Instructions for British Servicemen in Germany, 1944


sehr gut

Das Büchlein, das wie ich annehme in der Brusttasche des englischen Soldaten steckte, als er in Deutschland einrückte, soll ihm sagen, wie er sich im verwüsteten Feindesland zu verhalten habe: hart aber fair. Der größere Teil des Buches beschäftigt sich mit dem Deutschland aus englischer Sicht – es charakterisiert in knapper, verständlicher und wie ich finde, vereinfachender und trotzdem weitgehend zutreffender Weise die Geschichte, Situation und Besonderheit Deutschlands gegen Ende des Krieges.
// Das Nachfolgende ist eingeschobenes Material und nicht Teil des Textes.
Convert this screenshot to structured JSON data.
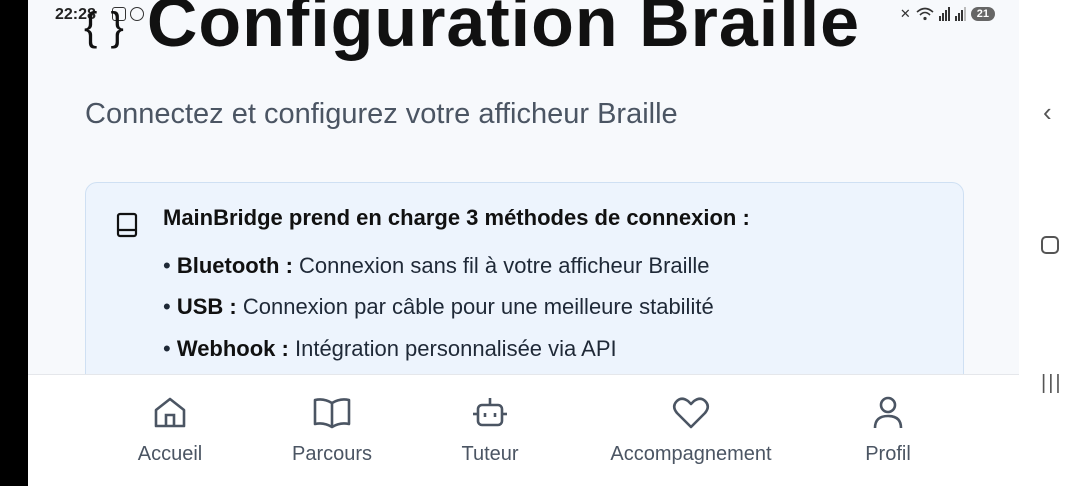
{
  "status_bar": {
    "time": "22:28",
    "battery": "21"
  },
  "header": {
    "title": "Configuration Braille",
    "subtitle": "Connectez et configurez votre afficheur Braille"
  },
  "info_card": {
    "lead": "MainBridge prend en charge 3 méthodes de connexion :",
    "items": [
      {
        "bullet": "•",
        "name": "Bluetooth :",
        "desc": "Connexion sans fil à votre afficheur Braille"
      },
      {
        "bullet": "•",
        "name": "USB :",
        "desc": "Connexion par câble pour une meilleure stabilité"
      },
      {
        "bullet": "•",
        "name": "Webhook :",
        "desc": "Intégration personnalisée via API"
      }
    ]
  },
  "bottom_nav": {
    "items": [
      {
        "label": "Accueil",
        "icon": "home-icon"
      },
      {
        "label": "Parcours",
        "icon": "book-icon"
      },
      {
        "label": "Tuteur",
        "icon": "robot-icon"
      },
      {
        "label": "Accompagnement",
        "icon": "heart-icon"
      },
      {
        "label": "Profil",
        "icon": "user-icon"
      }
    ]
  },
  "colors": {
    "background": "#f7f9fc",
    "card_bg": "#edf4fd",
    "card_border": "#cfe0f3",
    "text_muted": "#4b5563"
  }
}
Sehr wohl wissen die Verfasser des Büchleins zu unterscheiden zwischen Nazideutschland und dem "besseren" Deutschland, das die Welt mit Werken aus Kunst, Wissenschaft und Technik bereichert hat. Das ist nicht selbstverständlich, angesichts der unfaßbaren Gräuel, die dieses Land den anderen Ländern angetan hat, und aus dem Text läßt sich erschließen, daß den Verfassern eine solch objektivierende Haltung auch nicht leicht gefallen ist.
Wie wäre ein ähnliche Brevier der Sowjetunion ausgefallen? Sie hatte die meisten Opfer zu beklagen, das Bild von Deutschland und den Deutschen wäre, irgendwie verständlich, vermutlich fürchterlich ausgefallen.

Aber man hält sich an die harte Linie. Deutschland soll die Strafe fühlen, die sie aus Sicht Englands verdient hat. Zurecht wird festgestellt, daß die Herrschaft von Hitler und seiner Gefolgsleuten keine unglückliche Wendung des Schicksals war, sondern sich auf die Zustimmung des Volkes berufen konnte. Es gab eine innere Verbundenheit zwischen Hitler und dem durchschnittlichen Deutschen, die auf Aggression, Militarismus und Rassismus, Gehorsam, Opportunismus und dem Drang zu herrschen und zu beherrschen, basierte. England hätte all das nicht passieren können, füge ich ein, weil, so das Büchlein, Deutsche und Engländer sich im Äußeren ähneln mögen, aber im Innern doch ganz und gar verschieden sind.

Was unsere Väter, die den Krieg überlebt oder in ihm umgekommen sind, wohl zu diesem Büchlein gesagt hätten, sagen würden? Wie auch immer: Ich bin der Ansicht, daß der Leitfaden zu Recht wieder aufgelegt worden ist.